None of this was convincing to the trial judge. She took particular objection to the evidence proffered by Whiffen saying he was unqualified to make his comments especially as they relate to the wrap trajectory and speed. There was no expert evidence matching the paint chips with the Honda or proof that the tread marks were made by the Blanchard vehicle. The accused was acquitted. The Crown appealed.
The appeal was heard on May 13, 2021, but the unanimous three-judge panel was not rendered until March 8, 2022. The acquittal was set aside and a new trial ordered. The reasons for the appellate decision are set out in R. v. Blanchard 2022 NLCA 15. The judgment is essentially a lesson on evidence and how it is to be received.
Justice Lois Hoegg, writing for the court, is critical of the trial judge for looking at each piece of evidence and discerning if it was proof beyond a reasonable doubt. The trial judge’s concern on the minutiae of the evidence overlooked the principle laid out long ago by Justice Robert Taschereau in Cote v. The King  S.C.J. No. 49 where it was pointed out that it is only when all the facts have to be taken together to establish the proof that a crime was committed.

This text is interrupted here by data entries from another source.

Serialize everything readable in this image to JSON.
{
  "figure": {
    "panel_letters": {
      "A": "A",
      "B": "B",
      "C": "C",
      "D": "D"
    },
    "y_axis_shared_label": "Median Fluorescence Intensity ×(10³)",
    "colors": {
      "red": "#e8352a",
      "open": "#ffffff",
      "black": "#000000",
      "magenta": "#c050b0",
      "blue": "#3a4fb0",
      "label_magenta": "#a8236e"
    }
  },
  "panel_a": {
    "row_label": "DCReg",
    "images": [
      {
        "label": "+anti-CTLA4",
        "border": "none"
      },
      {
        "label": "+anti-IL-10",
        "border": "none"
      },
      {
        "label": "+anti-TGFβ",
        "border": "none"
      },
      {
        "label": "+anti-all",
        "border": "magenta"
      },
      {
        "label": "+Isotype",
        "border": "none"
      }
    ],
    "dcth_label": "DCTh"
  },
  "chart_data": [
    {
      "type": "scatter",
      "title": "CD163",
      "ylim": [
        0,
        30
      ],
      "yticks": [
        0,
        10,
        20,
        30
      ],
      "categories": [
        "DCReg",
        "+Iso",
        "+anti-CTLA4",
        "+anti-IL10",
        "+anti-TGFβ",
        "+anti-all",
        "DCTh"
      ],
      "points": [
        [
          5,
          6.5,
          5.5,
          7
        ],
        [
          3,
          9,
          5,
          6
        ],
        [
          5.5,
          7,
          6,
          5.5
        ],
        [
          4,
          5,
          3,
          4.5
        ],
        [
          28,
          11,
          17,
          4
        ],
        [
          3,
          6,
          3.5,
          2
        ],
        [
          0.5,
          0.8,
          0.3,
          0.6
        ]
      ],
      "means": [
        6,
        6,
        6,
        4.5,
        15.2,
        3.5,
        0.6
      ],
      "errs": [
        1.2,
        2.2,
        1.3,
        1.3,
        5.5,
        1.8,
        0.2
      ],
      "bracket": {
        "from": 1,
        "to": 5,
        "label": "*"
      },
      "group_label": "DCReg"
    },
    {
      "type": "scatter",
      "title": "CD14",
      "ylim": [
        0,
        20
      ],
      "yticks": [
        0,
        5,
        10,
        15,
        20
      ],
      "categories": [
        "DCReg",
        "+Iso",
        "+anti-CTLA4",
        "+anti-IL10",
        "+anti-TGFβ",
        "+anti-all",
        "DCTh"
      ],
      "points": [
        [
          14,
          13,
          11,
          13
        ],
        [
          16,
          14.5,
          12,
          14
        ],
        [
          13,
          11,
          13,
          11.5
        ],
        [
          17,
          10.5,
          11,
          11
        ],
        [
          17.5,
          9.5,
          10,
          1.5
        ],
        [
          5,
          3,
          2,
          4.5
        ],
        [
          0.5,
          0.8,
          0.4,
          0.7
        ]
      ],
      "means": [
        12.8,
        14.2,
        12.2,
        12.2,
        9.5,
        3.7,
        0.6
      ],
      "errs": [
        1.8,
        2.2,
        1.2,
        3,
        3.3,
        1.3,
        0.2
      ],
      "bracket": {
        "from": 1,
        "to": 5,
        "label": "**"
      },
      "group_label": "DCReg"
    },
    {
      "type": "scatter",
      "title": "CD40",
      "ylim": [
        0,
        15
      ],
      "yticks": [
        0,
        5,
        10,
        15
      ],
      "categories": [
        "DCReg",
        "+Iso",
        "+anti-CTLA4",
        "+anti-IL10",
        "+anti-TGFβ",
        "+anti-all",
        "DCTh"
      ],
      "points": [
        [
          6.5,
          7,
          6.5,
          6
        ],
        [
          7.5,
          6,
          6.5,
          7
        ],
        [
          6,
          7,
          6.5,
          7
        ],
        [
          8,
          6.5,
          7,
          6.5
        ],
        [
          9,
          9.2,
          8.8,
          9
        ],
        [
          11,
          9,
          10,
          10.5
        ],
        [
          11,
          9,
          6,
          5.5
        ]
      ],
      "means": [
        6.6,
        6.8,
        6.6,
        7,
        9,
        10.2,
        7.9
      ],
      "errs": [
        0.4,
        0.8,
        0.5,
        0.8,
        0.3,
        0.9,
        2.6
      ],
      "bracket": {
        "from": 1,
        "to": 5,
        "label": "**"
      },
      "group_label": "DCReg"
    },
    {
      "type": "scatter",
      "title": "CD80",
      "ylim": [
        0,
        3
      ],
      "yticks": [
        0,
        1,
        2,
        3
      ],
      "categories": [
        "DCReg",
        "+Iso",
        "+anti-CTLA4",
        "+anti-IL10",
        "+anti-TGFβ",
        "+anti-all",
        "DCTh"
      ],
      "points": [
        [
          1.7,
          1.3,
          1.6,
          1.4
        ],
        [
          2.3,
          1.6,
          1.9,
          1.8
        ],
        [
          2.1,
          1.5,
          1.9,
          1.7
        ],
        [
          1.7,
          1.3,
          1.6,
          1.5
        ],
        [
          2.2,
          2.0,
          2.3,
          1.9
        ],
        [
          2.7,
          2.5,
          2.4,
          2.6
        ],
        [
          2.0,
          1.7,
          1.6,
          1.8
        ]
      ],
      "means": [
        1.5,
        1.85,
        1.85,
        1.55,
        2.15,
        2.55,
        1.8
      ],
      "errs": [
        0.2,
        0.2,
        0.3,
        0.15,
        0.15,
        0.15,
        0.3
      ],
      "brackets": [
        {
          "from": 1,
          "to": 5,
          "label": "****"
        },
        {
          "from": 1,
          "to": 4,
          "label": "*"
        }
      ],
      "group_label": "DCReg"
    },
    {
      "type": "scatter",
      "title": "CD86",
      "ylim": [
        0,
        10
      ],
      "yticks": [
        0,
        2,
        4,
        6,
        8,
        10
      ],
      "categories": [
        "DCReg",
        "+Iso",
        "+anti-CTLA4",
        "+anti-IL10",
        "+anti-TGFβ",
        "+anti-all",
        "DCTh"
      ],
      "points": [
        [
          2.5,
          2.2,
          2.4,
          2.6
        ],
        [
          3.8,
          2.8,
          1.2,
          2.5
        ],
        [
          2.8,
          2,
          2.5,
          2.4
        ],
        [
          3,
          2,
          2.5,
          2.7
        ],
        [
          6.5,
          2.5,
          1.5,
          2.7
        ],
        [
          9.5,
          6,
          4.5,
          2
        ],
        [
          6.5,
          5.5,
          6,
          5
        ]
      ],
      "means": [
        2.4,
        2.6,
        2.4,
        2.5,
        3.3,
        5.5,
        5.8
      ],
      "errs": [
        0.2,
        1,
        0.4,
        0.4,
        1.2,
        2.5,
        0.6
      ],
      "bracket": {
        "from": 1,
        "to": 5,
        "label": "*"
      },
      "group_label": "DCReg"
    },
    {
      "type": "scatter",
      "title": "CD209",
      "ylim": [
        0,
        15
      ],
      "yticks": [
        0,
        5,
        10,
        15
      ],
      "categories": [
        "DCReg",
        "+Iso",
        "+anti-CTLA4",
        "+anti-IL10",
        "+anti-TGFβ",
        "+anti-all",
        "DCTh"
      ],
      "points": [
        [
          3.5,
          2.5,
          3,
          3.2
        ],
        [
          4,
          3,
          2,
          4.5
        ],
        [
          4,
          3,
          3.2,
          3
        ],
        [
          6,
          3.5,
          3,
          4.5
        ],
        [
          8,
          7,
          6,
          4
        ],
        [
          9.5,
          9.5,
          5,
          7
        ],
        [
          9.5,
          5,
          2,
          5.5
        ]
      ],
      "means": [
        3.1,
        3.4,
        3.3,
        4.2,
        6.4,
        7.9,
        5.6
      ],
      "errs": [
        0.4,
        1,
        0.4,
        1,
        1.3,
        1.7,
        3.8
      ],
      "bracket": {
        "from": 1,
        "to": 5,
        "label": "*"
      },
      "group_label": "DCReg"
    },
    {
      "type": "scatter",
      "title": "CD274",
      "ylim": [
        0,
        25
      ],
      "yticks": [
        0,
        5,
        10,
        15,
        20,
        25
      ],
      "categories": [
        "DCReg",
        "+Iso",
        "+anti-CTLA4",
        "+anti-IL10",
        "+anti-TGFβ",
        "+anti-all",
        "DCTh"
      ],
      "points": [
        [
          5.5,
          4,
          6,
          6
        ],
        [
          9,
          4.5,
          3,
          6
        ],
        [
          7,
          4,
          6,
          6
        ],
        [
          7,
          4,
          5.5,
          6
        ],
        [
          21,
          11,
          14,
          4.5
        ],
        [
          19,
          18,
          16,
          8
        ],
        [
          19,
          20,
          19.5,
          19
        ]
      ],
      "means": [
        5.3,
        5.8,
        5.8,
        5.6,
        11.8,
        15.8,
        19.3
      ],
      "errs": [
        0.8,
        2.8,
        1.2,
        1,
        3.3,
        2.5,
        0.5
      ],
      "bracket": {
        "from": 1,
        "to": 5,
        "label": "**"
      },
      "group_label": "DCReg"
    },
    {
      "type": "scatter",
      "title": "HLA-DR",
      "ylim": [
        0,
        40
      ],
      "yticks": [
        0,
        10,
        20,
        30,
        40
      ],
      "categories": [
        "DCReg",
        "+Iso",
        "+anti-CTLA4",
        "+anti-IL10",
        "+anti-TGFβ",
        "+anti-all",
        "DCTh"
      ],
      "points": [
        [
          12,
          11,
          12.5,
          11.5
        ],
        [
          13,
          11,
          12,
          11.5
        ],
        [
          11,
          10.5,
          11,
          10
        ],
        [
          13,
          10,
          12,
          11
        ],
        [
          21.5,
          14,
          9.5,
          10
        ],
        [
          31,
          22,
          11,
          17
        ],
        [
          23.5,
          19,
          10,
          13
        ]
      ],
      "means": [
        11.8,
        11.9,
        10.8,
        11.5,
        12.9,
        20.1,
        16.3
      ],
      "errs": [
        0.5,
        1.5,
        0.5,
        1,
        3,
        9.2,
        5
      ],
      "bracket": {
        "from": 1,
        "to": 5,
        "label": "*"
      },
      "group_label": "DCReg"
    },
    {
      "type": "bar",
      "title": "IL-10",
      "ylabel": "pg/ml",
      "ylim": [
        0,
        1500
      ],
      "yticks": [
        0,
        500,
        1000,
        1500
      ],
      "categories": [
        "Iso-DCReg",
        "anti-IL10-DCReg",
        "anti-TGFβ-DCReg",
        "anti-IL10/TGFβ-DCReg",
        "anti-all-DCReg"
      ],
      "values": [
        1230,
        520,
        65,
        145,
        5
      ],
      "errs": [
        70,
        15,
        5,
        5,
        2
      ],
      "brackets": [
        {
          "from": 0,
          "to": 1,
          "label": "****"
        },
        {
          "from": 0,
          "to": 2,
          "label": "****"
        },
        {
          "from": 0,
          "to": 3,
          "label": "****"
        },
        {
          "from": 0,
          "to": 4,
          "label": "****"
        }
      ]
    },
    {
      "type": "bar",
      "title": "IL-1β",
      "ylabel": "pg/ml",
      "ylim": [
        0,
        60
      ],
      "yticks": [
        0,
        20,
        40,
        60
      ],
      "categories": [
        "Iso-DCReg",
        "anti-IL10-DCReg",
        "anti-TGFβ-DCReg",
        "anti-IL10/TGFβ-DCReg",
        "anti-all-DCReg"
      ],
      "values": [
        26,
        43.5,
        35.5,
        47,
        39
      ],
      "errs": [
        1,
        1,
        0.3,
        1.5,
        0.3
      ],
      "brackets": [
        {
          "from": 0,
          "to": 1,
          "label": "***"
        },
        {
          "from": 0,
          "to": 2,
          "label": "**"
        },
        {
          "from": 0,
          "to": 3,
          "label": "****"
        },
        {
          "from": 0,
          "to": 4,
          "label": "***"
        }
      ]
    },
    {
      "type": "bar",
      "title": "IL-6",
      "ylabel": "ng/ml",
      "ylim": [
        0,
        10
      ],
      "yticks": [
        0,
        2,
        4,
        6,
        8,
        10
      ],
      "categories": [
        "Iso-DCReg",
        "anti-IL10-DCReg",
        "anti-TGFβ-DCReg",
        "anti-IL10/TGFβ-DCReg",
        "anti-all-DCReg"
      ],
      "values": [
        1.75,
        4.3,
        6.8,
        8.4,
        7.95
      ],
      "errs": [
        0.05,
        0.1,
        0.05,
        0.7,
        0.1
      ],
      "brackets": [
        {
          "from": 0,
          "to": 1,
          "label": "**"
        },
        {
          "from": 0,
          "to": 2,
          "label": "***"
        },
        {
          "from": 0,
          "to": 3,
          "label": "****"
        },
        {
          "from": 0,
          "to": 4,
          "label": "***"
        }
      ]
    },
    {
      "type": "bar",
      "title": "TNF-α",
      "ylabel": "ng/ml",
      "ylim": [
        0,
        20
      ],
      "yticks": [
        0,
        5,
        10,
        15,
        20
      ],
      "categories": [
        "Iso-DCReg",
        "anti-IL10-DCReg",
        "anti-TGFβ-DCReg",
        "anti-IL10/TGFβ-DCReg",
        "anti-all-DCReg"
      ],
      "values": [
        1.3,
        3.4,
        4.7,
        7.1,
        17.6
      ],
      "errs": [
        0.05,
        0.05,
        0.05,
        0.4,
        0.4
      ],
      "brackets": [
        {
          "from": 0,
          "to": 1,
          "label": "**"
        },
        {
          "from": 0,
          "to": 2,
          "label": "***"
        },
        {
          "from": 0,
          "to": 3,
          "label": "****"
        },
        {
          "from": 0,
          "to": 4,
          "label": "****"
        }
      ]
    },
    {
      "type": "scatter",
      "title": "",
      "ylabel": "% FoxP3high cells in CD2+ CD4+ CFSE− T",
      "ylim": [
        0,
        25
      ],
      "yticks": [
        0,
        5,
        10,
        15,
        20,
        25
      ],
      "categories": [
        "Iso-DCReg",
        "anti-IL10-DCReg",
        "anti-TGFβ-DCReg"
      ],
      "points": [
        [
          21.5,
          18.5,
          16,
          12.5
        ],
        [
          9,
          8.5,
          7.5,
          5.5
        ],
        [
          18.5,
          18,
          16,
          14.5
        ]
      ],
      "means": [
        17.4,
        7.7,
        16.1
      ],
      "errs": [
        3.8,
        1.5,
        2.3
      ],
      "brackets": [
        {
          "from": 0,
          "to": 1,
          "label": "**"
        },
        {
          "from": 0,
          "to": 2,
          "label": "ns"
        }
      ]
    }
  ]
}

The court was most critical of the trial judge’s rejection of Whiffen’s opinions. There had been no objection to his being qualified as an expert. He was presented as a witness with specialized knowledge that is beyond the experience and knowledge of the trier of fact. In Blanchard’s case, no objection was made to his testifying beyond his expertise and a judge should be very slow to discount expert evidence unless it is subjected to objection and argument.
The fatal mistake in the judge’s acquittal of Blanchard was that she was too caught up examining the evidence by requiring each trivial piece to show guilt beyond a reasonable doubt rather than assessing the big picture. It was a case of her not being able to see the forest for the trees.